You can also read on the blog how all hell broke lose when we came home with our second!

What is one thing you remember from your antenatal class?

I remember the breathing technique they taught us in class. I remember practising it and using it during labour (in-between crushing my husband’s hand). The breathing technique came in handy for my husband. It came in handy for me as well, as I could not get epidurals for both my births. And I realised I had a very high pain threshold after all.

Sarah, mom of one:

How did antenatal classes empower you for your birth experience?

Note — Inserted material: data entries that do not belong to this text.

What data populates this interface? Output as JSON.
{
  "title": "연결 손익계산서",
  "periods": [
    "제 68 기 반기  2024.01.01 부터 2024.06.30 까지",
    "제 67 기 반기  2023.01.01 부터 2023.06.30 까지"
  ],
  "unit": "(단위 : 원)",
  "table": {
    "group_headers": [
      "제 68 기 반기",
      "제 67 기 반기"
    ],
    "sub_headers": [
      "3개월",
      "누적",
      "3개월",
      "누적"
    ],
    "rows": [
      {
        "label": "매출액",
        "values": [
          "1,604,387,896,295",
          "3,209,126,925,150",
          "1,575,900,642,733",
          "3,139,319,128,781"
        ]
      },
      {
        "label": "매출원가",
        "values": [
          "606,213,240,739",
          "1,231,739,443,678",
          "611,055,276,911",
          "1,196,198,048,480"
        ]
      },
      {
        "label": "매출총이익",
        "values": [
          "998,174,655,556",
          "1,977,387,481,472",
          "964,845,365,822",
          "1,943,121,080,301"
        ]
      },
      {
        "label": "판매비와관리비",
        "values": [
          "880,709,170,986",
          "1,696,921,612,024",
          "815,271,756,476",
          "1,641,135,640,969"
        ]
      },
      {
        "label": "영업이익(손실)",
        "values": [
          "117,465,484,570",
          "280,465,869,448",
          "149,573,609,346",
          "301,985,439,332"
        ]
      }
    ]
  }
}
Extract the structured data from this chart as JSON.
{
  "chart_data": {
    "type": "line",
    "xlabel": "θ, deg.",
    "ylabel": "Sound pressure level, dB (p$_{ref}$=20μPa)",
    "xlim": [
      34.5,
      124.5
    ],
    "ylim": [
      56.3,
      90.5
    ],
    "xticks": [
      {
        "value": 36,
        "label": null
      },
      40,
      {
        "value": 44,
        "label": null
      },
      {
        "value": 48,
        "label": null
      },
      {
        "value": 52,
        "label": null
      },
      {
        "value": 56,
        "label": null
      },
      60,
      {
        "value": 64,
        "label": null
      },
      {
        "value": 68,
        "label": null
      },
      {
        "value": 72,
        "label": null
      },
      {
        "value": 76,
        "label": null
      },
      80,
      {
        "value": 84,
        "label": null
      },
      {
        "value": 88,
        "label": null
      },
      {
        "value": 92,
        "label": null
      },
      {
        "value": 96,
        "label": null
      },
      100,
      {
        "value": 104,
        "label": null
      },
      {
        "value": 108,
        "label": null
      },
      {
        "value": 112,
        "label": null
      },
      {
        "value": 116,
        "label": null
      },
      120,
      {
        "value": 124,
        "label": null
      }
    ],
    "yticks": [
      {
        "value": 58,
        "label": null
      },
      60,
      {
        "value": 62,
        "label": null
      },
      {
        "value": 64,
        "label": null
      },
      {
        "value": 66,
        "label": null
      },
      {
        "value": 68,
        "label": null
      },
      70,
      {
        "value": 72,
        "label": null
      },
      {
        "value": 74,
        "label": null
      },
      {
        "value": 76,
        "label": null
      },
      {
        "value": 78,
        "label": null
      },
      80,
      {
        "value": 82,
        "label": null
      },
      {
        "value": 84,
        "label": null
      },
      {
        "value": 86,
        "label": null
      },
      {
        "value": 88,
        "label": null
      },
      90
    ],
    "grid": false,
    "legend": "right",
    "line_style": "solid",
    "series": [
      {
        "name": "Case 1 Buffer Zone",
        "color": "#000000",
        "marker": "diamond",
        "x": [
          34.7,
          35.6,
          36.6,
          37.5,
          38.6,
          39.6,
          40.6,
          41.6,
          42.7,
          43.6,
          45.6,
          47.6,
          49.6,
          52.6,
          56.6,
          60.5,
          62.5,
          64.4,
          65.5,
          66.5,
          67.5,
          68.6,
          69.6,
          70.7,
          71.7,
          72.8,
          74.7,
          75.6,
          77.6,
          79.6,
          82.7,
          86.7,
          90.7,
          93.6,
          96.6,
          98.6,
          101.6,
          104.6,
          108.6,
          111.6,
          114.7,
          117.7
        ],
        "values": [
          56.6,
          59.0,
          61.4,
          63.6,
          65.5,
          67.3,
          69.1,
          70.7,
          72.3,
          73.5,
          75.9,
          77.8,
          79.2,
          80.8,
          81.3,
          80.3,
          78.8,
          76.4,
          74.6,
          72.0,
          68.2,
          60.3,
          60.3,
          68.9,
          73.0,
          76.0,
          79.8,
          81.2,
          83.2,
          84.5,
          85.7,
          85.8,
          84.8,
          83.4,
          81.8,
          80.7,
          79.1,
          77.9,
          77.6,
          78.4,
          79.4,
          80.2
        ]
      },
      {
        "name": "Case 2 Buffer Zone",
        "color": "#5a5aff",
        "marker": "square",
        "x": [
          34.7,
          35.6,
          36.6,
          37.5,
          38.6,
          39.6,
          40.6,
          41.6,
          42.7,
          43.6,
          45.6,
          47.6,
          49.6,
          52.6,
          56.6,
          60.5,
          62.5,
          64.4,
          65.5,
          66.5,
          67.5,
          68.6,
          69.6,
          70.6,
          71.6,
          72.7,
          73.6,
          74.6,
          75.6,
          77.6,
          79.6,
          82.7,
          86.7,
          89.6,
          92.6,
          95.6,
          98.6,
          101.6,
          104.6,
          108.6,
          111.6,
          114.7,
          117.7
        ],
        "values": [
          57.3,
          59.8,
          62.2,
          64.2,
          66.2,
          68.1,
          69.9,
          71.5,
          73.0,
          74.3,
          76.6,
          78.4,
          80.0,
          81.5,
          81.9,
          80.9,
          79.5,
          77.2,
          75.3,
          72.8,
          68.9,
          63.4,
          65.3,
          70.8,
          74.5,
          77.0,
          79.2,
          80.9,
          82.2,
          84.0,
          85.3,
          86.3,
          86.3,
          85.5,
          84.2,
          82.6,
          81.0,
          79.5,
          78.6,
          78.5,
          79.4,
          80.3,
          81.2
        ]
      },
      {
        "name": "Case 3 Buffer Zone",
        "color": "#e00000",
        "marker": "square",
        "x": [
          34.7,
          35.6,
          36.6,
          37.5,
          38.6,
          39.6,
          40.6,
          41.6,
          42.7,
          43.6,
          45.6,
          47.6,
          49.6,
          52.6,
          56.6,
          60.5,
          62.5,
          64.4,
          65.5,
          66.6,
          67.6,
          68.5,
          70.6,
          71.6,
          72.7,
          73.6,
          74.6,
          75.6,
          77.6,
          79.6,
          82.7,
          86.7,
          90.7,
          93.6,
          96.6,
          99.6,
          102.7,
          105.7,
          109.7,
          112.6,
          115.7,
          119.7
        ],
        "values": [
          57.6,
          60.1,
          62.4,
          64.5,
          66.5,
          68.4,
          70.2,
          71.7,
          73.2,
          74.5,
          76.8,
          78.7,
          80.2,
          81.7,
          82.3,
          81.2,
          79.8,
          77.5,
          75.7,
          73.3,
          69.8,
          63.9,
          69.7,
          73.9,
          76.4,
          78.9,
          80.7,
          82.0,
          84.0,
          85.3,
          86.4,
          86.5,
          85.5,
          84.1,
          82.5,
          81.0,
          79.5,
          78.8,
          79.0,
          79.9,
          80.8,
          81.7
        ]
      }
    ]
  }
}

We attended antenatal classes, and I would highly recommend it to any mom who has the means. It taught me the different options I have for giving birth. I wanted to give natural birth, but the classes educated me on a c section as well. I ended up having a c-section unexpectedly, and so I knew what to expect!

What is one thing you remember from your antenatal class?

I remember the video they showed us of a woman giving birth, and it looked so scary!

Are antenatal classes worth it? What experts have to say

‘There is a link between a lack of knowledge, fear and the experience of childbirth,’ says Lynne Bluff. Lynne is the national co-ordinator for the Childbirth Educators’ Professional Forum (CBEPF), which is partnering with Bio-Oil and hospitals nationally for the ‘Empowering Birth’ Pregnancy Education Month campaign.

Good childbirth classes, says Bluff, will equip parents with the pros and cons of all the available childbirth options. As well as practical tips and techniques for the birth and afterward. Childbirth educators are usually nurses and midwives and parents who can share both professional expertise and personal experience. Classes are on offer at many hospitals, clinics, and private practices.

This was previous posted on Cherralle Alexander's personal blog.